Dopamine is associated with reward-motivation aspect of the brain. It is released when something good happens and triggers a cascade of other pleasant neurochemicals that tell the brain to remember the event and to repeat it. It is fundamental to the brain’s ability to assign value, and therefore meaning, to everything that is encountered in life.
Dopamine is also released with drug use, which damages the pathways and normal functioning of this delicate system. Prayer and meditation, however, help build and strengthen new neuropathways and help heal the brain on a rudimentary level.
How it applies to 12 Step Groups
Twelve Step programs are spiritually based and promote meditation or prayer as a mechanism of recovery.
Step Eleven states, “Sought through prayer and meditation to improve our conscious contact with God, as we understood Him, praying only for knowledge of His will for us and the power to carry that out.”
Many who enter a Twelve Step program are weary of religious fanaticism and choose the group itself as a higher power. It is something greater than the individual, and therefore counts.
Becoming aware of a higher power allows people to focus more on the world outside themselves. This world also ceases to seem cold or overwhelming as the individual always has a higher power and the group to rely on.
The group has a common goal, to stay abstinent from all mood and mind altering substances. The nature of this teaching is to be nonjudgmental of others, giving everyone involved an increased sense of comfort and belonging. Because of this, the individual’s personal higher power is accepted, whatever it may be.

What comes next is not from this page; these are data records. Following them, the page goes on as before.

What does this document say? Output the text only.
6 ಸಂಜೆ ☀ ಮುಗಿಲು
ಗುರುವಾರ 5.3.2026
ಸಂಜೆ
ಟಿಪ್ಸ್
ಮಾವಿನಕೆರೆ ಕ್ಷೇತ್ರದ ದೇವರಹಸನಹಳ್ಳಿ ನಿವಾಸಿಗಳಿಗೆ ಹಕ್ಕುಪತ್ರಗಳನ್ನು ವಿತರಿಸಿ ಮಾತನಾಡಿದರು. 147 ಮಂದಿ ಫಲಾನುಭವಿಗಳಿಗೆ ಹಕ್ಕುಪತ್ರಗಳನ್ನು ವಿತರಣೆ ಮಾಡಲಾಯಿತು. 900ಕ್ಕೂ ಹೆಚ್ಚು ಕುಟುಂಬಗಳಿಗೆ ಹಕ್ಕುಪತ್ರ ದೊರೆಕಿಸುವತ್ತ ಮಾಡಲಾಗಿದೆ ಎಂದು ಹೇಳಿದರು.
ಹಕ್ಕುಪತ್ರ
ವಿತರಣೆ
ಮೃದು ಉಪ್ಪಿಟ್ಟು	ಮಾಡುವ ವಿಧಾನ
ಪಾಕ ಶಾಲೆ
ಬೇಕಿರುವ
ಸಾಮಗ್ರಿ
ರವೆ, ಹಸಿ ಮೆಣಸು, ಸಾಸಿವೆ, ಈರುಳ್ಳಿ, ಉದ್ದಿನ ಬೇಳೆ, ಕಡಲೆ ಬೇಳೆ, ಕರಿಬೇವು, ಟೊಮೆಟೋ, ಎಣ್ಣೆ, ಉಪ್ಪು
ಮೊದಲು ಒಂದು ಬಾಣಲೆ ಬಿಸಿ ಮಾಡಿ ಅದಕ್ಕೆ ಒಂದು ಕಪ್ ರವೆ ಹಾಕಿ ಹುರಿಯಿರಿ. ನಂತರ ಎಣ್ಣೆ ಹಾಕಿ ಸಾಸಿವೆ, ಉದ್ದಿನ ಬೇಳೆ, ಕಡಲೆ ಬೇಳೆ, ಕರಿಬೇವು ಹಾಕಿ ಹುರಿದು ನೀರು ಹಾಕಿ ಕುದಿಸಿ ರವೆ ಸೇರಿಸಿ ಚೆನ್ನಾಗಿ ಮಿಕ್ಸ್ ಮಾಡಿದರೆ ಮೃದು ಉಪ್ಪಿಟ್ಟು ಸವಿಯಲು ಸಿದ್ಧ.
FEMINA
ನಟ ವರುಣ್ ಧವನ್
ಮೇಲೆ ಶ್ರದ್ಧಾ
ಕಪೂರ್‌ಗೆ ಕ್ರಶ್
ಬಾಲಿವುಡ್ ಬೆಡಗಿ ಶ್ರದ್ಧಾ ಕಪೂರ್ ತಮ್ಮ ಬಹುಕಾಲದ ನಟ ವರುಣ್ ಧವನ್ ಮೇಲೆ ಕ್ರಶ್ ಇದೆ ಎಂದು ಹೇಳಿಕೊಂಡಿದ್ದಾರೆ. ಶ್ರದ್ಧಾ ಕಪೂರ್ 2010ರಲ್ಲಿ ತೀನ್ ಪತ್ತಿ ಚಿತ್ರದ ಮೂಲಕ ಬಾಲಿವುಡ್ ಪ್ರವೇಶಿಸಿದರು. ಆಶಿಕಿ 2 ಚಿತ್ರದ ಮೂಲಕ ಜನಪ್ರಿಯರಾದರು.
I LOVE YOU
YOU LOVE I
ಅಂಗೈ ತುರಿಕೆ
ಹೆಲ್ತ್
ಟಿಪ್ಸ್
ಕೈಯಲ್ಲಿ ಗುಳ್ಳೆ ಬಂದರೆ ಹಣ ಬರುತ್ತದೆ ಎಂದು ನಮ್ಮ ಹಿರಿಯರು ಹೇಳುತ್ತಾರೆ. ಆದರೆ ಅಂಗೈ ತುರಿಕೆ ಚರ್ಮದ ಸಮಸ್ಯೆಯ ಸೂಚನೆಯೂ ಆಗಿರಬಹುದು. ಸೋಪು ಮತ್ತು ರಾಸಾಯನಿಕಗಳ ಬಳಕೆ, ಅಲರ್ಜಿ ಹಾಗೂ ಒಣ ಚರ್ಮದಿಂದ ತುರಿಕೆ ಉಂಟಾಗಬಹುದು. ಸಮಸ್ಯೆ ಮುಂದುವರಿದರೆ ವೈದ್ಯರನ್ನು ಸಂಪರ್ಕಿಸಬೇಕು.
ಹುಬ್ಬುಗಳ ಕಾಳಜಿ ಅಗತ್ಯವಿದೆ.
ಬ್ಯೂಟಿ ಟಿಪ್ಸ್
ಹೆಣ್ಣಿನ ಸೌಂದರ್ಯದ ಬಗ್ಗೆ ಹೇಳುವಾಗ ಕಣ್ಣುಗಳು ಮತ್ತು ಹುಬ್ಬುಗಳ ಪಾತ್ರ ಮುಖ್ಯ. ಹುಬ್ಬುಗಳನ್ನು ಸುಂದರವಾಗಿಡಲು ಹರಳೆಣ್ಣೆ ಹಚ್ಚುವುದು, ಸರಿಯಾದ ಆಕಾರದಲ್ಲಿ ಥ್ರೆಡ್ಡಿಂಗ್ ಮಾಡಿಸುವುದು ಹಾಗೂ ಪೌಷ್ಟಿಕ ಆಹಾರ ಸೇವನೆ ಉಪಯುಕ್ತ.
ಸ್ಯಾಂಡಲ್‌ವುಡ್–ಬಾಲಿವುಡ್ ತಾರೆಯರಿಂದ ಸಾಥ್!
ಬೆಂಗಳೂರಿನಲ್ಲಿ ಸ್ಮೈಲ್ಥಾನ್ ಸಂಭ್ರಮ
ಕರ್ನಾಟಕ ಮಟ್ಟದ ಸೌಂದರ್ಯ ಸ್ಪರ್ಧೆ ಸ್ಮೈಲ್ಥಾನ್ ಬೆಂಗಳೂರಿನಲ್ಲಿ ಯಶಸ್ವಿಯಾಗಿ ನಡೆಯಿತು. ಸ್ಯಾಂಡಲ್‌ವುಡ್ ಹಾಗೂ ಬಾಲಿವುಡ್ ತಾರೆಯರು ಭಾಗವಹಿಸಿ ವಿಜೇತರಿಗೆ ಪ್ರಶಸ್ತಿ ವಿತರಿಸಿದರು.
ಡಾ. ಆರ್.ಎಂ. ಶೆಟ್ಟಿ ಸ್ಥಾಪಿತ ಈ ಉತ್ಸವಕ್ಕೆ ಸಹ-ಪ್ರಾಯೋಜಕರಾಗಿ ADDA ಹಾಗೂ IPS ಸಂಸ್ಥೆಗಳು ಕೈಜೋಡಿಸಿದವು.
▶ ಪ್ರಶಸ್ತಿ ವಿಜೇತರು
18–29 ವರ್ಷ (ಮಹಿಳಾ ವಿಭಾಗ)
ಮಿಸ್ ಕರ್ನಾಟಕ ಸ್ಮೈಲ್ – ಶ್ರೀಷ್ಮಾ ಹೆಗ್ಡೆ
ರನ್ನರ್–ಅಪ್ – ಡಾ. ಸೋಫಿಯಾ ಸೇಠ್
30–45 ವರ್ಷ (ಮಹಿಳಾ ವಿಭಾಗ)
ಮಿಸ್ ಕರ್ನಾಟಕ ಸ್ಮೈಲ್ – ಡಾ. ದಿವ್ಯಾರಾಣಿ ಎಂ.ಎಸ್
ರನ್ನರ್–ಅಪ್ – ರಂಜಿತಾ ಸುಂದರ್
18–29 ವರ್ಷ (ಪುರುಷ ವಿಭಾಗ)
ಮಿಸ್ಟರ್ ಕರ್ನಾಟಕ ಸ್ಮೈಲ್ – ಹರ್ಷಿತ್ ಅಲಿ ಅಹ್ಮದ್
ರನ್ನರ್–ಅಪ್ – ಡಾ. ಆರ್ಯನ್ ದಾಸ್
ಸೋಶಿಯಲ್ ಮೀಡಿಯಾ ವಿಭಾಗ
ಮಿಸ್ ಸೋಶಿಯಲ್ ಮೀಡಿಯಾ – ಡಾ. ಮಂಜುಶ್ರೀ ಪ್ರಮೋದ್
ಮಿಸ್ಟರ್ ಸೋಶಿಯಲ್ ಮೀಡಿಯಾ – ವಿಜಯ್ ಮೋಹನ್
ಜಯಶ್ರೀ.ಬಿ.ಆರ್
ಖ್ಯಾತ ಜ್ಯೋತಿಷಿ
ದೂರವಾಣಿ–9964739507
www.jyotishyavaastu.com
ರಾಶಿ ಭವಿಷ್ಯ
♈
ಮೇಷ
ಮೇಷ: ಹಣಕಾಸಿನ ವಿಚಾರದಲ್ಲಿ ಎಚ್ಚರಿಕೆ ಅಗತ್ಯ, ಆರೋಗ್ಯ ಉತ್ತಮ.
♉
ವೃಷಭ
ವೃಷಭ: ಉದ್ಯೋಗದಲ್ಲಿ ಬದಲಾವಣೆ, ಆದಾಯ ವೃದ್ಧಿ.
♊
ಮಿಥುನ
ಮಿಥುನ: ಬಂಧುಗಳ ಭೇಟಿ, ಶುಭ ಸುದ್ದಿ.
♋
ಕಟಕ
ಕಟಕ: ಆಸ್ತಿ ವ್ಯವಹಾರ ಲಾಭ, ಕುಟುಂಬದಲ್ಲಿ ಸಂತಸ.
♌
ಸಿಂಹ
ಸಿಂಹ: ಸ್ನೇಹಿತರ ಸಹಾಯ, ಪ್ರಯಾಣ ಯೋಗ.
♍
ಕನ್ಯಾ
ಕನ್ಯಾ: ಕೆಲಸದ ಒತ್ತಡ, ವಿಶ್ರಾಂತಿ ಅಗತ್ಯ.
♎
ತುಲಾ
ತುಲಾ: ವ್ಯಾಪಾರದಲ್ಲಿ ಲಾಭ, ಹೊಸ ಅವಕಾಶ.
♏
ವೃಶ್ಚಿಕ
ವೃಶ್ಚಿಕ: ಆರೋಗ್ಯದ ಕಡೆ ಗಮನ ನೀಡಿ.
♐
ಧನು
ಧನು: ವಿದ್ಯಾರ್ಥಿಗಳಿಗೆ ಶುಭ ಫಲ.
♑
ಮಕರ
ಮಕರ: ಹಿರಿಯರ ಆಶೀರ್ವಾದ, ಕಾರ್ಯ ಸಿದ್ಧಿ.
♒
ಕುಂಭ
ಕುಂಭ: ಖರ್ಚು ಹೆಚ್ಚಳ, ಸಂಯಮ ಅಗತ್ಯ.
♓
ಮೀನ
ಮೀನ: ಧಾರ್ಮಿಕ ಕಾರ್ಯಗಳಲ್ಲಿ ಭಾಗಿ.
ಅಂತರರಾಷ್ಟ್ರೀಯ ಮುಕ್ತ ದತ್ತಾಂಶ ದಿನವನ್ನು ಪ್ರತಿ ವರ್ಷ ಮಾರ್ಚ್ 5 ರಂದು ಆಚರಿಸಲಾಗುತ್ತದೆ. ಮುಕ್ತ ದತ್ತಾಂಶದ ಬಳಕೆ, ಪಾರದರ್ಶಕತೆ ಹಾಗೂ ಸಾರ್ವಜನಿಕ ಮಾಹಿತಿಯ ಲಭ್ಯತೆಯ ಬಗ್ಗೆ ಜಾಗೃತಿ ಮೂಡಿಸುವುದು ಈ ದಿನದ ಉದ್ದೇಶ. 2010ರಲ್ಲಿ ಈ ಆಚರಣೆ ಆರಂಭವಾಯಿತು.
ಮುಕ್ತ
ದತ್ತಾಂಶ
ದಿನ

The group aspect of the program allows for the individual to gain human connection, which is typically nonexistent while a person is intoxicated. The social support triggers the release of oxytocin, the neurochemical responsible for feelings of attachment, comfort, and is associated with “love at first sight.”
The principles of Twelve Step groups help bring members closer together and increase well-being and reduce stress, which itself is often a trigger for relapse. These principles, such as humility, honesty, integrity, faith, and brotherly love, help promote human connection. The program is a healthy support network that brings people together and promotes positive relationships.
The disease of addiction is said to be comprised of three characters: an allergy of the body, an obsession of the mind, and a spiritual malady. The bodily intolerance is remedied with abstinence. The obsession of the mind is relieved through working the Twelve Steps and cleaning up the wreckage of the past. The spiritual malady is remedied with prayer and meditation.
“As we go through the day we pause, when agitated or doubtful, and ask for the right thought or action. we constantly remind ourselves we are no longer running the show, humbly saying to ourselves many times each day “Thy will be done.” We are then much less danger of excitement, fear, anger, worry, self-pity, or foolish decisions. We become much more efficient. We do not tire so easily, for we are not burning up energy foolishly as we did when we were trying to arrange life to suit ourselves.” Alcoholics Anonymous, (pp. 87-88)
The founders of Alcoholics Anonymous realized that addiction is centered in the mind and cannot be overcome with the same diseased organ. More than the individual, working alone, is needed to truly make peace with the past and forge forward into a bright and happy future.